Grammatical correctness was important to Bill: a mobile phone was a portable phone and of self-isolation, why not simply use the term quarantine? He found errors in notices amusing and liked to point them out: 'No Nuts in How Cakes' being a recent example!
Outside of ringing, Bill's other interests included climbing the Munros, he and Helen accomplished 81, mainly while living in Scotland. Bill liked to read books by Winston Churchill and enjoyed the challenge of Sudoku puzzles. He was strong on general knowledge and a useful member of our quiz team; it was at a local quiz that I last saw him. Two days later, the Coronavirus 'lockdown' was announced. Bill was disappointed not to attend our practice that evening that transpired to be the last ringing at SS. Peter & Paul, Ingoldmells due to the virus restrictions.
In self-quarantine Bill and Helen kept busy at home, Bill involved with his interest in DIY projects, most recently the creation of a new loft access.

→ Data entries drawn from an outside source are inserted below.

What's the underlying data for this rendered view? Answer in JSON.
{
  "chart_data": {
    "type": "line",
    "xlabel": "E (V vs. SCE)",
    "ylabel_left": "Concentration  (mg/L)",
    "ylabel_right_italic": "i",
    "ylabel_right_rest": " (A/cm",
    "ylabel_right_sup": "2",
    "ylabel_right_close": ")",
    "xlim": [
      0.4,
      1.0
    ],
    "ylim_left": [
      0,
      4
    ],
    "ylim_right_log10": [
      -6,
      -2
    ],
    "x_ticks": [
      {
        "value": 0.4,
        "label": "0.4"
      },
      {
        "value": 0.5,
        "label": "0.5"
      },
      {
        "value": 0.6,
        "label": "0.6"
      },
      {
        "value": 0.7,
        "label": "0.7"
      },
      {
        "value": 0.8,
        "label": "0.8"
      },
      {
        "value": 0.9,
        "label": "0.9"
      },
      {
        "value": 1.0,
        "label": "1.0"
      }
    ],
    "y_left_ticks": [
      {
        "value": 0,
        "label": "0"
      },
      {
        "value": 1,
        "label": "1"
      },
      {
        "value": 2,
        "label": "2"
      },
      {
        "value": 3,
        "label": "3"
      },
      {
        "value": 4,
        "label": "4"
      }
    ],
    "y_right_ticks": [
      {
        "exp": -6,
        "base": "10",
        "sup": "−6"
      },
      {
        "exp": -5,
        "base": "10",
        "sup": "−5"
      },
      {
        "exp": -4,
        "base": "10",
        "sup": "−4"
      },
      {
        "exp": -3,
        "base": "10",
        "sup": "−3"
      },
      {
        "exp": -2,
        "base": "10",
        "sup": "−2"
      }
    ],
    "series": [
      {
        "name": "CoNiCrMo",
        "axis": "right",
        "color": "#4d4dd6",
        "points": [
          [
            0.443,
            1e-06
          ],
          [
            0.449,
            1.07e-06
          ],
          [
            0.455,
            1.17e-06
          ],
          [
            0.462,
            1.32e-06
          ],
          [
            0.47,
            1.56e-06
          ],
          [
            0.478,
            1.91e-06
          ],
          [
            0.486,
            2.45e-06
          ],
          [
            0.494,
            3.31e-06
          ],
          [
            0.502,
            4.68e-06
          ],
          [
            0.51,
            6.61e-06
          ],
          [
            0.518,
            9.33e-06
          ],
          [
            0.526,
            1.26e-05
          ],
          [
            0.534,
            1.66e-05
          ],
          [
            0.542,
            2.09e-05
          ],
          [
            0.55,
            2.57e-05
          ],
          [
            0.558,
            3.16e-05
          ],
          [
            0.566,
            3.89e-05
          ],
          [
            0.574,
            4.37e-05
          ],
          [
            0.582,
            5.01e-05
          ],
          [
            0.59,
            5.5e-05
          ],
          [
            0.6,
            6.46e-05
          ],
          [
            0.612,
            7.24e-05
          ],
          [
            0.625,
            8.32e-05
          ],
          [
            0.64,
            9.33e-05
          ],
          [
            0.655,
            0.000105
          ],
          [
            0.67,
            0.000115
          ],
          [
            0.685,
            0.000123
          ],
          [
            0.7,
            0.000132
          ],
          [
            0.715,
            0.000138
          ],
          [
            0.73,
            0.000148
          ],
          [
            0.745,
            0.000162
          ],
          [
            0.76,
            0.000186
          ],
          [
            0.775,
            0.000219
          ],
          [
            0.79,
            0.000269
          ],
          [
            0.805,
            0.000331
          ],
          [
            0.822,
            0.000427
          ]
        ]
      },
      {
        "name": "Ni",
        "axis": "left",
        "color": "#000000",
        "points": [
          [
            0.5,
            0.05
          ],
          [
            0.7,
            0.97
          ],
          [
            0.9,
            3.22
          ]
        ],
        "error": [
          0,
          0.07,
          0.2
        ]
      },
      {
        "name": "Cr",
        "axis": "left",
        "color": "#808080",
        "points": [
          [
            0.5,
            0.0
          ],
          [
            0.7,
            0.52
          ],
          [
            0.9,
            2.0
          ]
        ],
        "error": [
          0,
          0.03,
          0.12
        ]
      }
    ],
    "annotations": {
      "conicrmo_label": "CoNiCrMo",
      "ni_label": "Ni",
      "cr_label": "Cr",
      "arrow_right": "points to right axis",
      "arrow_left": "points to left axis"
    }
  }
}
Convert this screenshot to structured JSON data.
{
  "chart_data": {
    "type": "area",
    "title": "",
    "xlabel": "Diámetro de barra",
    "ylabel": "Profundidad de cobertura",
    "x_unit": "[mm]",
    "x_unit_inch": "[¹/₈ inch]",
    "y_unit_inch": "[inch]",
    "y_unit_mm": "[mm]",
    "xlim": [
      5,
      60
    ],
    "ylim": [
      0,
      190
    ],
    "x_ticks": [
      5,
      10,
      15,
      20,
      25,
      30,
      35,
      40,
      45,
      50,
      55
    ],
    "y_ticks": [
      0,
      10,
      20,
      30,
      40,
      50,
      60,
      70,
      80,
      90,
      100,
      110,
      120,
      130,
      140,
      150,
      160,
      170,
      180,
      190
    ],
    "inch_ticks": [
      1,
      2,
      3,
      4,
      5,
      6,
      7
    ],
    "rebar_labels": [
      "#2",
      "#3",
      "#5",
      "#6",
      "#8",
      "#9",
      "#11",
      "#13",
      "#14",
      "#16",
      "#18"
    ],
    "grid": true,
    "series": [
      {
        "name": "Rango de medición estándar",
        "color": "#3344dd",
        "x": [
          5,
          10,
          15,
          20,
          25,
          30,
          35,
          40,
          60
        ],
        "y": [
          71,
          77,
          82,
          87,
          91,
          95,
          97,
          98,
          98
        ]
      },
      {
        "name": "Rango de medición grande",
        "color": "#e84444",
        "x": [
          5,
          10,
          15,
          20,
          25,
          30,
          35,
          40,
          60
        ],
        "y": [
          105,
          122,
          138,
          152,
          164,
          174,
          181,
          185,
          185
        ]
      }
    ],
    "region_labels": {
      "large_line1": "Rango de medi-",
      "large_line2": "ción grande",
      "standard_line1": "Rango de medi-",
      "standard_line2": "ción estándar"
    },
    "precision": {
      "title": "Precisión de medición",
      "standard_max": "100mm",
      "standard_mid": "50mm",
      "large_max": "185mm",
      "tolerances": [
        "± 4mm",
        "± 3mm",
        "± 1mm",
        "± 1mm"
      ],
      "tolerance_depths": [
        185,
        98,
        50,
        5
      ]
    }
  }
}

During that final project he was taken ill with breathing difficulties and admitted to the Pilgrim Hospital, Boston, where he passed away the same day, 16th April 2020 from a Myocardial Infarction. Although he was tested for the Covid-19 virus the test result was negative.
Bill's funeral on Monday, 4th May could only be attended by six family members although an 'honour guard' of local ringers, who were able to travel there, stood along the route into Alford Crematorium.
Bill will be greatly missed throughout the ringing community. To Helen, Clare and James and their families, our sincere condolences. Rest in Peace Bill.
Grateful thanks to Helen for her assistance in writing this obituary.